You’d be hard put to lure the chairman of the board, 88, away from his daily rounds at the company’s Salinas offices.
“Even now I’m trying like hell to get down to a 30-hour week and I don’t make it,” he said. “I like to work, and I like this business. I’m not one to sit at home and watch ‘Oprah.’”
To be sure, cactus pears and nopalitos are niche items in the stable of D’Arrigo Bros. products bearing his childhood likeness on the Andy Boy label. The company may be best known for broccoli, but over the decades it — and he — had a hand in endless commodities, including fruit.
A newcomer to the list is wine grapes, a growth industry in Monterey County. D’Arrigo Bros. had its first harvestable crop last year. D’Arrigo developed that program, and his son John D’Arrigo, who succeeded him as company president in 1992, oversees it. The grapes are grown in the Salinas Valley. Andy D’Arrigo also retained some zinfandel acreage in Lodi.
The cactus pears keep the company close to its immigrant roots, although today’s market is shaped more by Mexican than European influences.
“It was a large item when I was a kid in San Jose,” D’Arrigo said. “I remember loading railcars with it. Most people who settled on the East Coast were European — Italian, Spanish or whatever — and they knew what a cactus pear is because it’s native to their country.”
West Coast operations for D’Arrigo Bros. were based in San Jose then. In a time before urban sprawl, agriculture was still king there.
“I can remember groves of cactus,” D’Arrigo said. “You needed a 12-foot ladder to harvest it. Times have changed. You don’t use a ladder, you have to keep the plants down. There’s no book on the farming practices. It’s all by trial and error, and we’ve had that experience.”

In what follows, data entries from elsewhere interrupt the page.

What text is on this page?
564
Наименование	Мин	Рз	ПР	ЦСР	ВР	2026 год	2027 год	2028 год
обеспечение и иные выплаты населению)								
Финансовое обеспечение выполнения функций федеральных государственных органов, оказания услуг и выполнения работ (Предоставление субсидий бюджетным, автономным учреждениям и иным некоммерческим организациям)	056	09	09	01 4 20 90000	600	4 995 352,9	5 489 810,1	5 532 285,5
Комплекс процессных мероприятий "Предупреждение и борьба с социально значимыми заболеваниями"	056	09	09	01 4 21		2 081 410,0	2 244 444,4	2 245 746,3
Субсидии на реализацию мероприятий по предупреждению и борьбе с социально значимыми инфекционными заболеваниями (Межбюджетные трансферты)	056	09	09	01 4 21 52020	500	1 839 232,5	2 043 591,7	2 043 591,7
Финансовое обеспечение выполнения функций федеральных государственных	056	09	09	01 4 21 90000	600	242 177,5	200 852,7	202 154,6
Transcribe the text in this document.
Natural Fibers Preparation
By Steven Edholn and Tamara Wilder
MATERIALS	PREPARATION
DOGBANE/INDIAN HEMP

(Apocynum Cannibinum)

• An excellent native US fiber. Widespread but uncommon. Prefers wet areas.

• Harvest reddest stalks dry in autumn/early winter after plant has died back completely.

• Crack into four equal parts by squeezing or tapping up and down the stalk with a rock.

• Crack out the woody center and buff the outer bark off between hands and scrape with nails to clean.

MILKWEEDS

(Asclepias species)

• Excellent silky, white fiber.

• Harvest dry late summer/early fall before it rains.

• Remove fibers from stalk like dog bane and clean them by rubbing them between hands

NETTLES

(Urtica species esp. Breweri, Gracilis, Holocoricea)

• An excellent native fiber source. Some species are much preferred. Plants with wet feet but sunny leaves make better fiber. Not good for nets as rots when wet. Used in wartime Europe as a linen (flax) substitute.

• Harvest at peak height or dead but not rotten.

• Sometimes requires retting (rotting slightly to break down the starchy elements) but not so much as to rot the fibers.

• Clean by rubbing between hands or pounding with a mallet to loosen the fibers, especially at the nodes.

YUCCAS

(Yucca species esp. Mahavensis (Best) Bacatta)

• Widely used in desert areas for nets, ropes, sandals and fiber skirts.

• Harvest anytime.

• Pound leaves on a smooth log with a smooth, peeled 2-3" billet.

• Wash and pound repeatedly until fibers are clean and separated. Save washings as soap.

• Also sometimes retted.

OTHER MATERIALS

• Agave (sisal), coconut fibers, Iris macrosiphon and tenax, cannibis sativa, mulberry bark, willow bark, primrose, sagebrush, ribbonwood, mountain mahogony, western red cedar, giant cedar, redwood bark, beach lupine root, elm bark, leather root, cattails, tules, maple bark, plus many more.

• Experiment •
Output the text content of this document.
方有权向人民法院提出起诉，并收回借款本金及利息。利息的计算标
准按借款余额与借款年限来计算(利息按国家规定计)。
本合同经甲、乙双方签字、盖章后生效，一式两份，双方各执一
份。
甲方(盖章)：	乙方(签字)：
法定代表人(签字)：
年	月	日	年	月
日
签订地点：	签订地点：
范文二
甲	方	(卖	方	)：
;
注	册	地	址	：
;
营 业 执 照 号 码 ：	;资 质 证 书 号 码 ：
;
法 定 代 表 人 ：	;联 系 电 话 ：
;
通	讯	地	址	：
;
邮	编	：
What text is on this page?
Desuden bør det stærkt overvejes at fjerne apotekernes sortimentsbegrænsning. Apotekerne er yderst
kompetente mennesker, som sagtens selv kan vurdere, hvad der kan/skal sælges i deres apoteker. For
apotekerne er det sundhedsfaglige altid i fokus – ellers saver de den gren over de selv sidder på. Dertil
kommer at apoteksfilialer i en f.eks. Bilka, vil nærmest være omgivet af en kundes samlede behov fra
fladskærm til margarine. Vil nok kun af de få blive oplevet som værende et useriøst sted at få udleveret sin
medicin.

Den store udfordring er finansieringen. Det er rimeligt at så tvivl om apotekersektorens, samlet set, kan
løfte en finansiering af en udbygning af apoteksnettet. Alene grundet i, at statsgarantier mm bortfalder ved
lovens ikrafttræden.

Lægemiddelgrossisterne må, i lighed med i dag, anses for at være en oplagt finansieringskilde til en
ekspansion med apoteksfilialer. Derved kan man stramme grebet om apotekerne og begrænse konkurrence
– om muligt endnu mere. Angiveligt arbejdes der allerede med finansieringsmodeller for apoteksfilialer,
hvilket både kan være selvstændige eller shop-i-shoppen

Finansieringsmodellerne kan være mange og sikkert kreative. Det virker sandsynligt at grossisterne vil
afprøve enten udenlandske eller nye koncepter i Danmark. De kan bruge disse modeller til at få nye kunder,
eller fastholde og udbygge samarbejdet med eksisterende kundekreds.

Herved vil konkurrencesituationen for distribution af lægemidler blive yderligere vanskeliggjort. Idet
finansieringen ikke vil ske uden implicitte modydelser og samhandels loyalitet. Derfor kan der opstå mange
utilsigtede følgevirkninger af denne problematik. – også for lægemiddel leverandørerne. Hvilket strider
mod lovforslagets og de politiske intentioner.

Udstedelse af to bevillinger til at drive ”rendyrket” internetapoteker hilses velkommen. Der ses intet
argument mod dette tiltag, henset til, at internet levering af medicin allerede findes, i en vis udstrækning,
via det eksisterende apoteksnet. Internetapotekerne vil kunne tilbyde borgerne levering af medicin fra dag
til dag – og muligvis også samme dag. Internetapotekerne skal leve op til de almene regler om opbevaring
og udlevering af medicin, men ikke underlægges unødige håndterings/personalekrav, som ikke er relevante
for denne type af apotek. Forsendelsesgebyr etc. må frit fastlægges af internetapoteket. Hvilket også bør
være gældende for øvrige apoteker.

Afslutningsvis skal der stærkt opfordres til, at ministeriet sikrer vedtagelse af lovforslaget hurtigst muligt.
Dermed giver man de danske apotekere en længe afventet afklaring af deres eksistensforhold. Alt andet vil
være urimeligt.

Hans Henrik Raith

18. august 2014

Today the cactus, like so much else, is grown in the Salinas Valley. The pears compete in U.S. markets against lower-cost imports from Mexico, but D’Arrigo believes he can hold his ground.
“The only way you can exist is on a limited amount and when people are willing to pay for value and a better product consistently,” he said. “It can grow slowly, but it’s evolution not revolution.”